The ability to automatically transcribe an address number from a geo-located patch of pixels and associate the transcribed number with a
known street address helps pinpoint, with a high degree of accuracy, the location of the building it represents. More broadly, recognising
numbers in photographs is a problem of interest to the optical character recognition community.
While OCR on constrained domains like document processing is well studied, arbitrary multi-character text recognition in photographs is
still highly challenging. This difficulty arises due to the wide variability in the visual appearance of text in the wild on account of a large
range of fonts, colours, styles, orientations, and character arrangements.
The recognition problem is further complicated by environmental factors such as lighting, shadows, specularity, and occlusions as well as
by image acquisition factors such as resolution, motion, and focus blurs. In this project, we will use the dataset with images centred around
a single digit (many of the images do contain some distractors at the sides). Although we are taking a sample of the data which is simpler,
it is more complex than MNIST because of the distractors.

• **DATA DESCRIPTION**: The SVHN is a real-world image dataset for developing machine learning and object recognition algorithms with the
minimal requirement on data formatting but comes from a significantly harder, unsolved, real-world problem (recognising digits and
numbers in natural scene images). SVHN is obtained from house numbers in Google Street View images.

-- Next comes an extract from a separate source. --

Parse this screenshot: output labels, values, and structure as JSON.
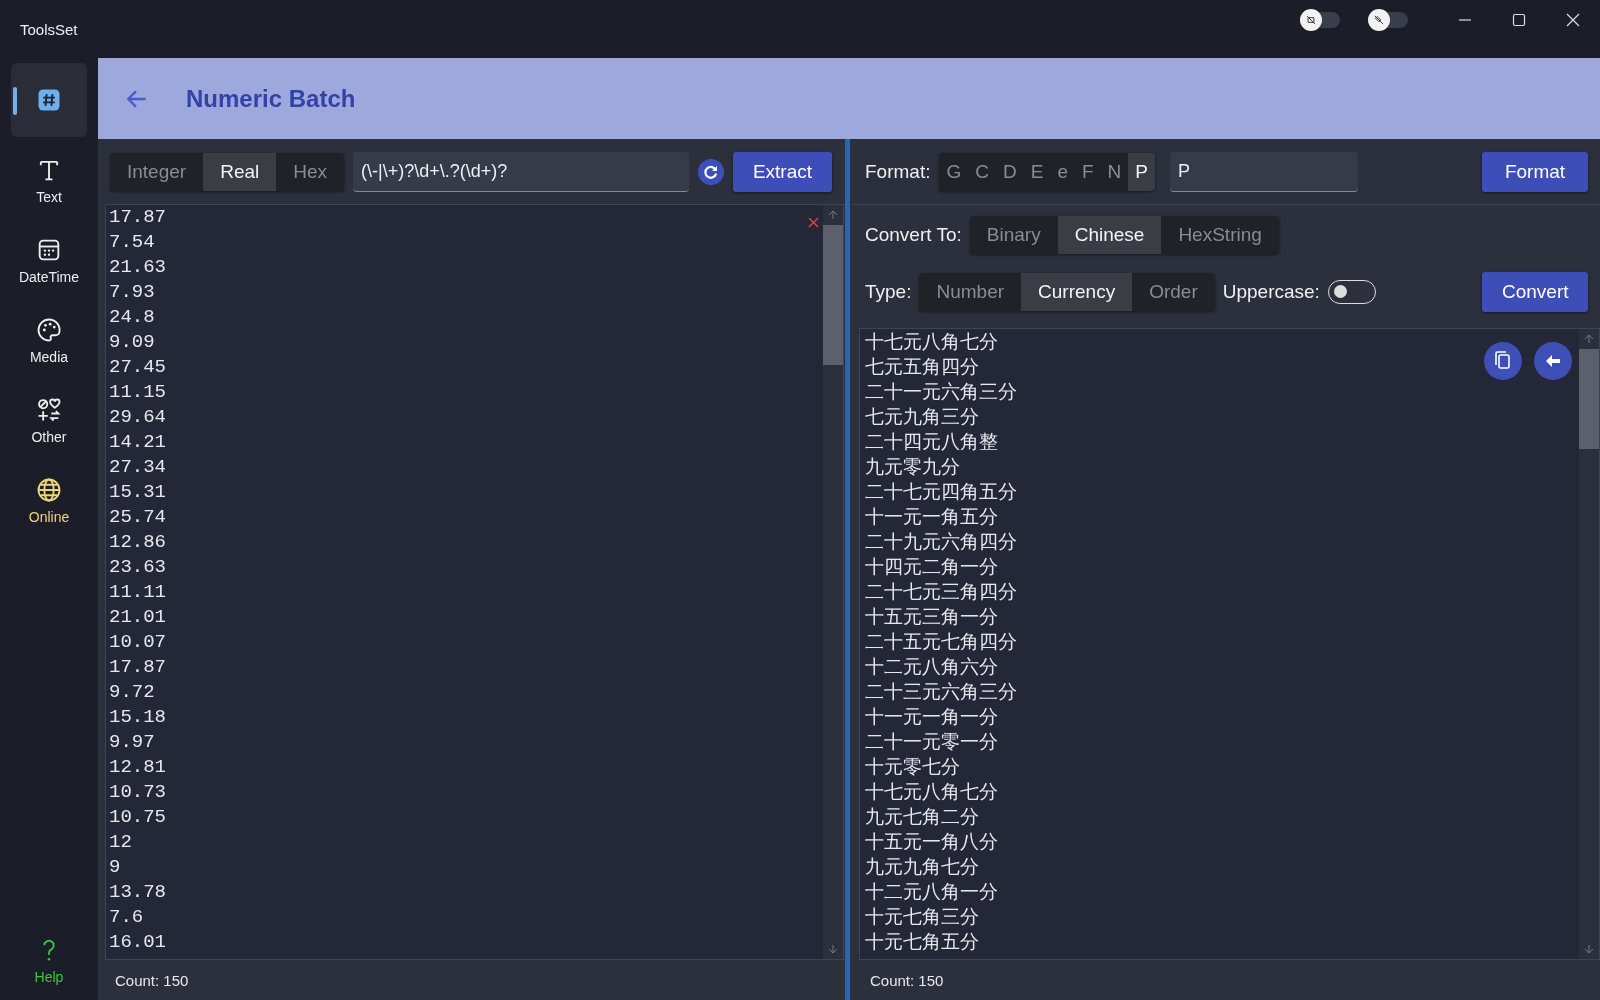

Where the labels for each of this image are the prominent number in that image i.e. 2,6,7 and 4 respectively.


In [None]:
!pip install category_encoders

importing modules

In [None]:
import pandas as pd
import numpy as np
from tensorflow.keras.utils import to_categorical
from sklearn.model_selection import train_test_split
from sklearn.preprocessing import LabelEncoder, OneHotEncoder
from sklearn import model_selection
from sklearn.compose import ColumnTransformer
import matplotlib.pyplot as plt
import seaborn as sns
from sklearn.impute import SimpleImputer
import warnings
from sklearn import metrics
from sklearn.metrics import confusion_matrix
from sklearn.pipeline import Pipeline
from sklearn.model_selection import GridSearchCV
from sklearn.model_selection import RandomizedSearchCV
import tensorflow as tf
from tensorflow.keras.models import Sequential
from tensorflow.keras.layers import Dense, Input, Dropout,BatchNormalization,Flatten
import random
from tensorflow.keras import regularizers, optimizers, backend
import matplotlib.pyplot as plt
import h5py
import category_encoders as ce


random.seed(1)
np.random.seed(1)
tf.random.set_seed(1)


warnings.filterwarnings("ignore")


# Hellping Class and functions

In [None]:
def make_confusion_matrix(cf,
                          group_names=None,
                          categories='auto',
                          count=True,
                          percent=True,
                          cbar=True,
                          xyticks=True,
                          xyplotlabels=True,
                          sum_stats=True,
                          figsize=None,
                          cmap='Blues',
                          title=None):
    '''
    This function will make a pretty plot of an sklearn Confusion Matrix cm using a Seaborn heatmap visualization.
    Arguments
    '''


    # CODE TO GENERATE TEXT INSIDE EACH SQUARE
    blanks = ['' for i in range(cf.size)]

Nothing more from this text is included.